Kunstfund von München: Cornelius Gurlitt: Der alte Mann und sein Schatz
Mit einer Reporterin hat Cornelius Gurlitt nun erstmals über seine Beweggründe gesprochen, 1406 zum Teil verschollen geglaubte Kunstwerke über Jahrzehnte in der eigenen Wohnung gelagert zu haben. Dabei offenbart sich einer, der sich ohne jeden Zweifel für den rechtmäßigen Besitzer der Sammlung hält.
Es mutet seltsam an, wenn man in Schwabing von der Münchner Freiheit die 300 Meter zum Artur-Kutscher-Platz geht. Im Haus Nr. 1 wohnt das derzeit gefragteste Phantom Deutschlands: der Kunsthändlersohn Cornelius Gurlitt, 80 Jahre, der dort in seiner 100-Quadratmeter-Wohnung die 1406 von seinem Vater geerbten Bilder hütete, dem „Schatz von Schwabing“. Jahrzehnte hatte er mit den Kunstwerken hier gelebt, unentdeckt, unbekannt – und doch mittendrin im berühmtesten Viertel Münchens. Von außen wirkt der Klotz, typisch 70er Jahre, etwas heruntergekommen, sieben Stockwerke, fünf Wohnungen pro Etage. Auf dem Messingklingelschild am Eingang steht Gurlitts Name, fünfter Stock. Innen wirkt alles tiptop, ein quadratisches Atrium bildet das Zentrum, durch Scheiben an der hohen Decke dringt Tageslicht herein.
Cornelius Gurlitt ist ein zarter Greis
Cornelius Gurlitt. Ein zarter Greis, schütteres Haar, kindlicher Blick, staunend, verschreckt. So ist er jetzt im „Spiegel“ zu sehen. Die Reporterin Özlem Gezer hat ihn letzte Woche auf einer Dreitagereise zum Arzt begleitet, erstmals spricht das Phantom. Und erweist sich als ein Mann, der die Welt nicht versteht, weil er in seiner eigenen lebt, einer vergangenen, verblichenen Zeit. Ohne Rente, ohne Krankenversicherung, ohne Freunde, ohne Fernseher, ohne Internet, ohne Kontakt zur Gegenwart. Er hat sich in seiner Wohnung verkrochen, seit Anfang November die Beschlagnahme von 2012 bekannt wurde. „Warum jagen die mich?“ Er hat keinen Anwalt, er braucht keinen, glaubt er. „Ich habe noch nie eine Straftat begangen, und selbst wenn, wäre das verjährt.“ Er ist sich keines Unrechts bewusst, wollte sich immer korrekt verhalten, auch bei den Kunstverkäufen in die Schweiz, wegen denen die Zollfahndung auf ihn aufmerksam wurde. Nie, so beteuert er, habe er etwas illegal und unverzollt über die Grenze gebracht.
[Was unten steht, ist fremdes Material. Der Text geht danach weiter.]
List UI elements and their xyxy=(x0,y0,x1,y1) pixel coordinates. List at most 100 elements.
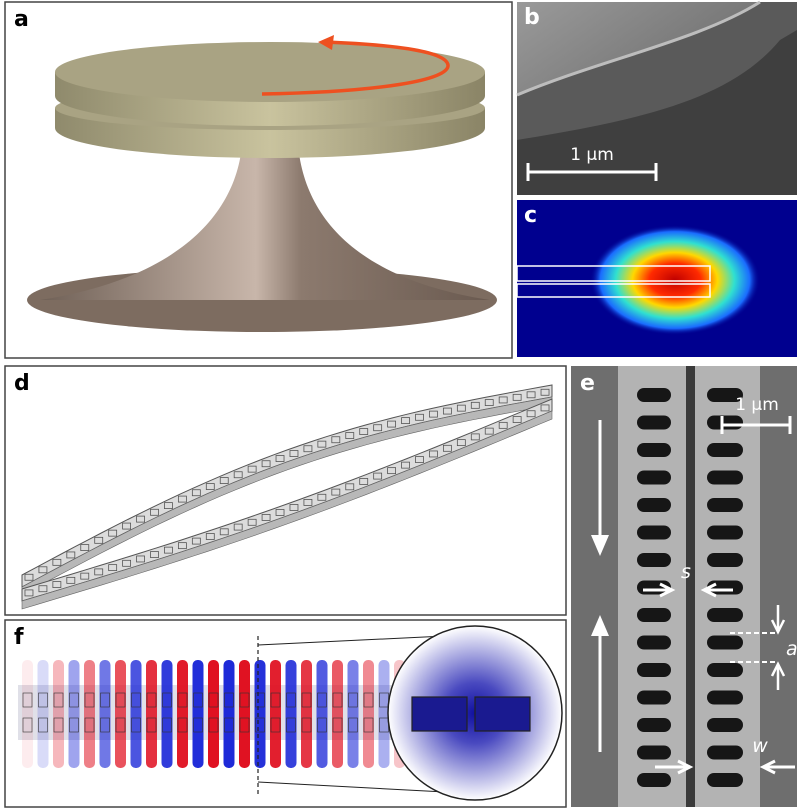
hole xyxy=(637,745,671,760)
hole xyxy=(52,558,62,566)
waveguide-outline xyxy=(516,283,711,298)
hole xyxy=(286,717,296,733)
hole xyxy=(100,717,110,733)
stripe xyxy=(22,660,33,768)
hole xyxy=(136,515,145,523)
hole xyxy=(637,635,671,650)
stripe xyxy=(146,660,157,768)
stripe xyxy=(316,660,328,768)
hole xyxy=(707,388,743,402)
stripe xyxy=(270,660,281,768)
hole xyxy=(193,692,203,708)
hole xyxy=(66,551,76,559)
hole xyxy=(637,718,671,732)
hole xyxy=(208,717,219,733)
hole xyxy=(164,546,173,554)
hole xyxy=(359,478,369,485)
stripe xyxy=(161,660,173,768)
hole xyxy=(80,572,90,580)
hole xyxy=(498,421,508,429)
hole xyxy=(498,396,508,404)
hole xyxy=(456,439,466,447)
hole xyxy=(136,555,145,563)
beams xyxy=(21,384,553,610)
arrow-head xyxy=(591,535,609,556)
hole xyxy=(66,576,76,584)
pedestal xyxy=(40,145,490,300)
hole xyxy=(94,568,104,576)
hole xyxy=(429,450,438,458)
holes xyxy=(637,388,743,787)
hole xyxy=(637,388,671,402)
hole xyxy=(270,692,281,708)
hole xyxy=(261,460,271,468)
hole xyxy=(637,553,671,567)
hole xyxy=(233,523,243,531)
hole xyxy=(707,415,743,430)
stripe xyxy=(68,660,80,768)
hole xyxy=(637,443,671,457)
dimension-arrows xyxy=(655,759,795,775)
hole xyxy=(146,717,157,733)
hole xyxy=(348,717,358,733)
hole xyxy=(442,444,452,452)
panel-label: a xyxy=(14,7,29,32)
hole xyxy=(24,573,34,581)
hole xyxy=(317,692,327,708)
hole xyxy=(707,718,743,732)
hole xyxy=(69,692,79,708)
hole xyxy=(205,533,215,540)
hole xyxy=(52,581,62,588)
dimension-arrows xyxy=(770,605,786,690)
arrow-head xyxy=(591,615,609,636)
hole xyxy=(219,528,229,536)
hole xyxy=(317,440,327,448)
hole xyxy=(38,717,48,733)
hole xyxy=(637,773,671,787)
hole xyxy=(401,461,410,469)
hole xyxy=(208,692,219,708)
hole xyxy=(219,477,229,484)
scale-label: 1 μm xyxy=(735,395,779,415)
hole xyxy=(363,717,374,733)
hole xyxy=(177,717,188,733)
hole xyxy=(317,717,327,733)
hole xyxy=(359,428,369,435)
gap xyxy=(686,366,695,807)
hole xyxy=(470,433,480,441)
hole xyxy=(122,522,132,530)
hole xyxy=(637,690,671,705)
hole xyxy=(224,717,234,733)
hole xyxy=(707,498,743,512)
hole xyxy=(707,525,743,540)
hole xyxy=(707,635,743,650)
scale-label: 1 μm xyxy=(570,145,614,165)
disk-rim xyxy=(516,0,761,97)
hole xyxy=(301,717,312,733)
hole xyxy=(131,717,141,733)
hole xyxy=(707,773,743,787)
panel-label: c xyxy=(524,203,537,228)
hole xyxy=(177,692,188,708)
hole xyxy=(456,404,466,412)
hole xyxy=(707,580,743,595)
stripe xyxy=(285,660,297,768)
hole xyxy=(239,717,250,733)
arrow-head xyxy=(318,35,334,50)
hole xyxy=(289,504,299,511)
panel-label: d xyxy=(14,371,30,396)
hole xyxy=(637,663,671,677)
hole xyxy=(233,471,243,479)
hole xyxy=(415,456,424,463)
hole xyxy=(108,564,118,572)
hole xyxy=(332,692,343,708)
hole xyxy=(38,585,48,593)
hole xyxy=(303,499,313,506)
disk-shadow xyxy=(517,30,797,195)
hole xyxy=(637,608,671,622)
hole xyxy=(115,692,126,708)
hole xyxy=(270,717,281,733)
zoom-line xyxy=(257,781,446,793)
hole xyxy=(540,404,550,412)
hole xyxy=(484,427,494,435)
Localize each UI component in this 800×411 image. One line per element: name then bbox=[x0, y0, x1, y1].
Man hätte doch warten können, "bis ich tot bin"
Gurlitt, aufgewachsen in Hamburg und Dresden, Odenwald-Internatszögling, Kunsthistoriker mit abgebrochenem Studium. Der schwache Sohn eines starken Vaters? Laut „Spiegel“ leidet er darunter, dass er das Erbe des Vaters, dass er Beckmann, Matisse und Chagall nicht vor dem Zugriff der Behörden schützen konnte, vor den „Fremden“, wie er es nennt. Anders als sein Vater, der Kunsthändler Hildebrand Gurlitt, der sie vor dem Krieg und den Alliierten gerettet habe. Der Staatsanwalt müsse den Ruf seines Vaters geraderücken, sagt Gurlitt. Und dass sie mit der Beschlagnahme hätten warten können, „bis ich tot bin“. Und dass er "freiwillig" nichts zurückgeben wolle von dem, was schon seit anderthalb Jahren anderswo lagert. Er wundert sich, dass ihm die Rückgabe einiger Bilder schriftlich angekündigt wurde, aber die Augsburger Staatsanwaltschaft sich ansonsten nicht bei ihm gemeldet habe. Am meisten wundert er sich über die Riesenaufregung um seinen Kunstschatz.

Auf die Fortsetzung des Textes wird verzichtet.